US aircraft carrier arrives in South Korea amid tensions with North Korea | Military News

US aircraft carrier arrives in South Korea amid tensions with North Korea | Military News

USS Theodore Roosevelt to participate in joint military exercises between the United States, South Korea and Japan.

A nuclear-powered United States aircraft carrier has arrived in South Korea for three-nation exercises aimed at stepping up military training, days after North Korea and Russia signed a mutual defence pact.

“The US Navy’s aircraft carrier Theodore Roosevelt … arrived at the Busan Naval Base on the morning of June 22,” the South Korean Navy said in a statement.

“[The aircraft carrier’s arrival] demonstrates the strong combined defence posture of the South Korea-US alliance and their firm resolve to respond to the escalating threats from North Korea,” it said on Saturday.

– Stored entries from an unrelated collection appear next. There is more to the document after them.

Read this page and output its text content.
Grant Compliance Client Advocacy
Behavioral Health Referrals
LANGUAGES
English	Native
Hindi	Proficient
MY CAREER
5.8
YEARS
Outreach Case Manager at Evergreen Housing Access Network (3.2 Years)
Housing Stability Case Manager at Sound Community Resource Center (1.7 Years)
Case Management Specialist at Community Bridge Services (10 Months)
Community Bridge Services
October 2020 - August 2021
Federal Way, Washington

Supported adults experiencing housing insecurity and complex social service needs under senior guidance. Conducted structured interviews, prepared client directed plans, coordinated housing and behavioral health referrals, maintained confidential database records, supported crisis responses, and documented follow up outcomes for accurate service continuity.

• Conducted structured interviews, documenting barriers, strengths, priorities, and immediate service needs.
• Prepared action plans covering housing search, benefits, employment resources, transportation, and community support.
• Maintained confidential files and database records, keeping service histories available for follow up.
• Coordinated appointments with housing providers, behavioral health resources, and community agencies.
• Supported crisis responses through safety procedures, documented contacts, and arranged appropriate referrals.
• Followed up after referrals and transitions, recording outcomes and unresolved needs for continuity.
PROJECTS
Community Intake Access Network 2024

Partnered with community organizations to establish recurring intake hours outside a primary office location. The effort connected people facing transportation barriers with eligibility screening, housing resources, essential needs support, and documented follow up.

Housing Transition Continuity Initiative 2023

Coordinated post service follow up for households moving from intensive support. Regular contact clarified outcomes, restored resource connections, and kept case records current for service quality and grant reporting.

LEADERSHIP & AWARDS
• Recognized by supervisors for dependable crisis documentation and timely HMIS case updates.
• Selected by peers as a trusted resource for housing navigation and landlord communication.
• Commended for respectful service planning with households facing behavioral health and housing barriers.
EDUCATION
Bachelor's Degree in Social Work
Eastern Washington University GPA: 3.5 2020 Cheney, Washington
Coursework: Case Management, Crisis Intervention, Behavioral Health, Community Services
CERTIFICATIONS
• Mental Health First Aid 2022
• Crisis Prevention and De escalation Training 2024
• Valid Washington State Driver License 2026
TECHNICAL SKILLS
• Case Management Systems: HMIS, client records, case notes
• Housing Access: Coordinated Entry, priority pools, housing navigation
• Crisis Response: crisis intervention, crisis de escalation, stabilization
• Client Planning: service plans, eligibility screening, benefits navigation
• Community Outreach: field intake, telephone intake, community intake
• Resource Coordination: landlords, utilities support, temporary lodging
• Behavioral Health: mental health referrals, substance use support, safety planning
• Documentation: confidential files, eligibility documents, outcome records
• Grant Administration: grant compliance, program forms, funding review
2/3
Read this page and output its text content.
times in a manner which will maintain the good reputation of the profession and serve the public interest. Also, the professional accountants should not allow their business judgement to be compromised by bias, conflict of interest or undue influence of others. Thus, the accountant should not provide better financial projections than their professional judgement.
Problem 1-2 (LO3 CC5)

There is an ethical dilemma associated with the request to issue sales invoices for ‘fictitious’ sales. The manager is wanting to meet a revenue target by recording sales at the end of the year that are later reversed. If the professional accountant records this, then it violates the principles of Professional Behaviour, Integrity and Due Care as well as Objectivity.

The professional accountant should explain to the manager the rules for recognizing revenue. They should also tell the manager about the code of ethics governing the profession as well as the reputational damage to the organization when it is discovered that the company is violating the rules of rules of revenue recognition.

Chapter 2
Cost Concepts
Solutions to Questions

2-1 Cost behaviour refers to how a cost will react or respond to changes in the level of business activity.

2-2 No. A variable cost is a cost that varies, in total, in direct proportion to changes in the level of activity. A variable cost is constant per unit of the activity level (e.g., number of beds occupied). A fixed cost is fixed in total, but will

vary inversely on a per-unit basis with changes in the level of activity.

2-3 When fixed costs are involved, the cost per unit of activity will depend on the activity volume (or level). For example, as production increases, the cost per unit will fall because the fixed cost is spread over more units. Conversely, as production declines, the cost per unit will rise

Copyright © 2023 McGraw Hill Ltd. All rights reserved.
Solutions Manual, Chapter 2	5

The carrier is expected to participate in joint exercises with South Korea and Japan this month. Pyongyang has always decried similar combined drills as rehearsals for an invasion.

The leaders of the three nations had agreed at a summit in August 2023 to hold annual military training drills. Earlier this month, their defence chiefs announced new exercises aimed at sharpening their combined response in various areas including air, sea and cyberspace.

The arrival of the USS Theodore Roosevelt strike group comes a day after South Korea summoned the Russian ambassador to protest against deal reached between Russian President Vladimir Putin and North Korean leader Kim Jong Un this week. The pact pledges mutual defence assistance in the event of war.

Putin visited North Korea for the first time in 24 years.

South Korea says the agreement between the two isolated nations poses a threat to its security and warned that it could consider sending arms to Ukraine to help fight off the Russian invasion as a response.

North Korean soldiers have also recently been engaged in activities such as laying more landmines, reinforcing tactical roads and adding what seemed to be antitank barriers near the border, according to the South Korean military.

The two Koreas have been locked in a tit-for-tat “balloon war”, with an activist in the South confirming on Friday that he had floated more balloons carrying propaganda north.

Pyongyang has already sent more than a thousand balloons carrying rubbish southwards, and Kim’s powerful sister Kim Yo Jong warned on Friday that the North is likely to retaliate.